The Biden administration is hoping to keep the threat top of mind among restaurateurs and other employers as the nation moves into fall and winter, when coronavirus infections have spiked earlier in the pandemic.
The White House issued a “fall playbook” on Tuesday to help businesses safeguard their employees from the virus.
Separately, the U.S. Department of Labor reminded workers Tuesday via its blog that workers impaired by what’s called long COVID could be entitled to workplace accommodations under the Americans with Disabilities Act from their employers. Those adjustments range from greater flexibility in their schedules to being moved to vacant positions that aren’t as taxing.
The moves are part of an effort by the White House to gird the nation for a possible surge in COVID cases as temperatures drop and more activities shift indoors, where the risk of infection is greater. There is also the possibility of a new variant arising, as happened in 2021.
Recommendations specifically for protecting the nation’s workforce were spelled out for employers in a two-page advisory. Those suggestions include:
- Work with a local vaccination provider to set up a “clinic” on-site to provide employees with both COVID-19 booster shots and flu vaccines. The aim is to provide workers with the latest protections while on the clock.
- Providing paid time off for employees who want to get the shots from a local pharmacy or other vaccine source.
- Offer incentives for employees to get the vaccines and boosters.

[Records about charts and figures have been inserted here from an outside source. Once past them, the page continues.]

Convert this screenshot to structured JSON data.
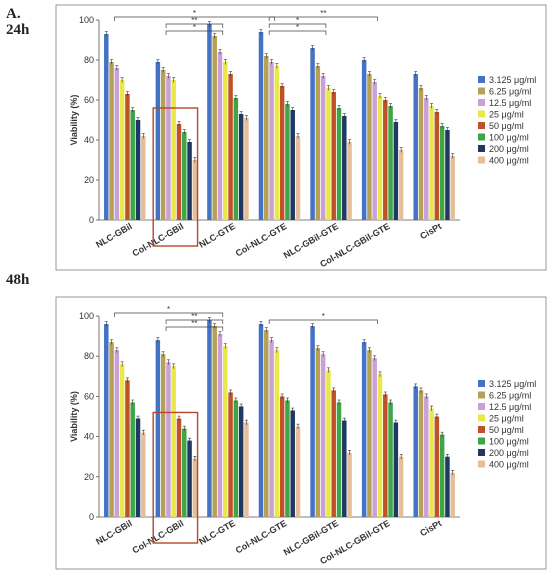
{
  "figure": {
    "panel_label": "A."
  },
  "chart_data": [
    {
      "type": "bar",
      "panel": "24h",
      "ylabel": "Viability (%)",
      "ylim": [
        0,
        100
      ],
      "yticks": [
        0,
        20,
        40,
        60,
        80,
        100
      ],
      "categories": [
        "NLC-GBil",
        "Col-NLC-GBil",
        "NLC-GTE",
        "Col-NLC-GTE",
        "NLC-GBil-GTE",
        "Col-NLC-GBil-GTE",
        "CisPt"
      ],
      "series": [
        {
          "name": "3.125 μg/ml",
          "color": "#4472C4",
          "values": [
            93,
            79,
            98,
            94,
            86,
            80,
            73
          ]
        },
        {
          "name": "6.25 μg/ml",
          "color": "#B5A055",
          "values": [
            79,
            75,
            92,
            82,
            77,
            73,
            66
          ]
        },
        {
          "name": "12.5 μg/ml",
          "color": "#C9A0D8",
          "values": [
            76,
            72,
            84,
            79,
            72,
            69,
            61
          ]
        },
        {
          "name": "25 μg/ml",
          "color": "#E8E84A",
          "values": [
            70,
            70,
            79,
            77,
            66,
            62,
            57
          ]
        },
        {
          "name": "50 μg/ml",
          "color": "#C0522A",
          "values": [
            63,
            48,
            73,
            67,
            64,
            60,
            54
          ]
        },
        {
          "name": "100 μg/ml",
          "color": "#3FA648",
          "values": [
            55,
            44,
            61,
            58,
            56,
            57,
            47
          ]
        },
        {
          "name": "200 μg/ml",
          "color": "#1F3864",
          "values": [
            50,
            39,
            53,
            55,
            52,
            49,
            45
          ]
        },
        {
          "name": "400 μg/ml",
          "color": "#E6BE9A",
          "values": [
            42,
            30,
            51,
            42,
            39,
            35,
            32
          ]
        }
      ],
      "significance": [
        {
          "from": 0,
          "to": 3,
          "level": 0,
          "label": "*"
        },
        {
          "from": 1,
          "to": 2,
          "level": 1,
          "label": "**"
        },
        {
          "from": 1,
          "to": 2,
          "level": 2,
          "label": "*"
        },
        {
          "from": 3,
          "to": 5,
          "level": 0,
          "label": "**"
        },
        {
          "from": 3,
          "to": 4,
          "level": 1,
          "label": "*"
        },
        {
          "from": 3,
          "to": 4,
          "level": 2,
          "label": "*"
        }
      ],
      "highlight_category": 1
    },
    {
      "type": "bar",
      "panel": "48h",
      "ylabel": "Viability (%)",
      "ylim": [
        0,
        100
      ],
      "yticks": [
        0,
        20,
        40,
        60,
        80,
        100
      ],
      "categories": [
        "NLC-GBil",
        "Col-NLC-GBil",
        "NLC-GTE",
        "Col-NLC-GTE",
        "NLC-GBil-GTE",
        "Col-NLC-GBil-GTE",
        "CisPt"
      ],
      "series": [
        {
          "name": "3.125 μg/ml",
          "color": "#4472C4",
          "values": [
            96,
            88,
            98,
            96,
            95,
            87,
            65
          ]
        },
        {
          "name": "6.25 μg/ml",
          "color": "#B5A055",
          "values": [
            87,
            81,
            95,
            93,
            84,
            83,
            63
          ]
        },
        {
          "name": "12.5 μg/ml",
          "color": "#C9A0D8",
          "values": [
            83,
            77,
            91,
            88,
            81,
            79,
            60
          ]
        },
        {
          "name": "25 μg/ml",
          "color": "#E8E84A",
          "values": [
            76,
            75,
            85,
            83,
            73,
            71,
            54
          ]
        },
        {
          "name": "50 μg/ml",
          "color": "#C0522A",
          "values": [
            68,
            49,
            62,
            60,
            63,
            61,
            50
          ]
        },
        {
          "name": "100 μg/ml",
          "color": "#3FA648",
          "values": [
            57,
            44,
            58,
            58,
            57,
            57,
            41
          ]
        },
        {
          "name": "200 μg/ml",
          "color": "#1F3864",
          "values": [
            49,
            38,
            55,
            53,
            48,
            47,
            30
          ]
        },
        {
          "name": "400 μg/ml",
          "color": "#E6BE9A",
          "values": [
            42,
            29,
            47,
            45,
            32,
            30,
            22
          ]
        }
      ],
      "significance": [
        {
          "from": 0,
          "to": 2,
          "level": 0,
          "label": "*"
        },
        {
          "from": 1,
          "to": 2,
          "level": 1,
          "label": "**"
        },
        {
          "from": 1,
          "to": 2,
          "level": 2,
          "label": "**"
        },
        {
          "from": 3,
          "to": 5,
          "level": 1,
          "label": "*"
        }
      ],
      "highlight_category": 1
    }
  ]
}
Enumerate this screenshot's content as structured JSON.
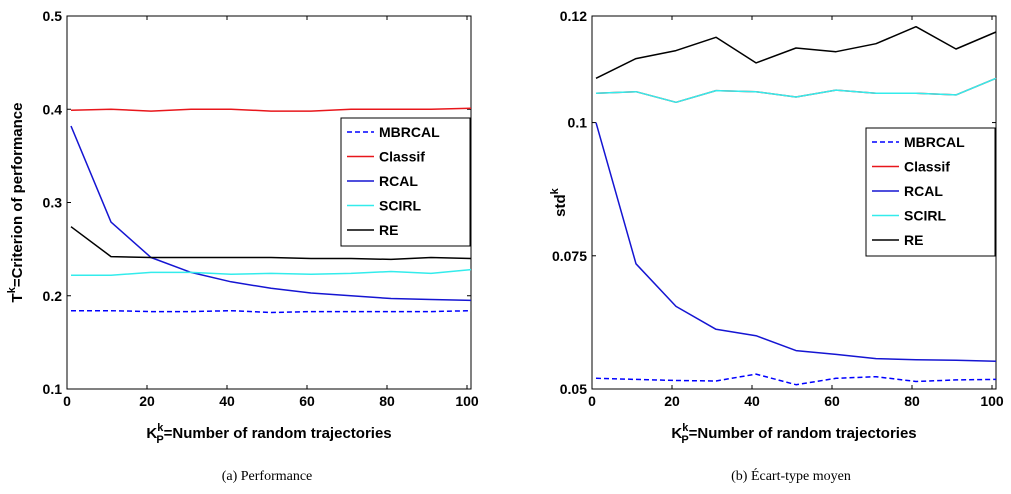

- Send the staff emails and texts that spell out why it’s important for them to be up to date on their inoculations.
- Educate workers on what they can do if they suspect they’ve contracted COVID-19, such as getting tested and opting for anti-viral drugs that lessen the symptoms.
The administration is also recommending that all businesses assess and service their HVAC systems to maximize those lines of defense against the coronavirus, which can be transmitted through the air.
“We now have the tools we need to make sure that COVID-19 does not control our lives, but we must continue to use them to help to ensure that we can have a safe fall and winter,” the advisory states.
The administration noted several businesses by name in detailing what’s being done to counter the threat of COVID-19. Included were DoorDash and Uber, which have agreed to bring oral anti-viral drugs to afflicted individuals at no cost, the result of an agreement with the Walgreens pharmacy chain.
The moves come as COVID-19 is ebbing. The average daily increase in COVID cases has dropped to 37,500 for the last 14 days, according to a running tally kept by The New York Times. That figure is a fraction of how high the infection rate has soared during past surges.
President Biden ignited a controversy when he recently remarked that the worst of the pandemic is essentially past. The off-hand comment prompted health officials to warn that the global health threat has not yet been eliminated, and precautions are still warranted.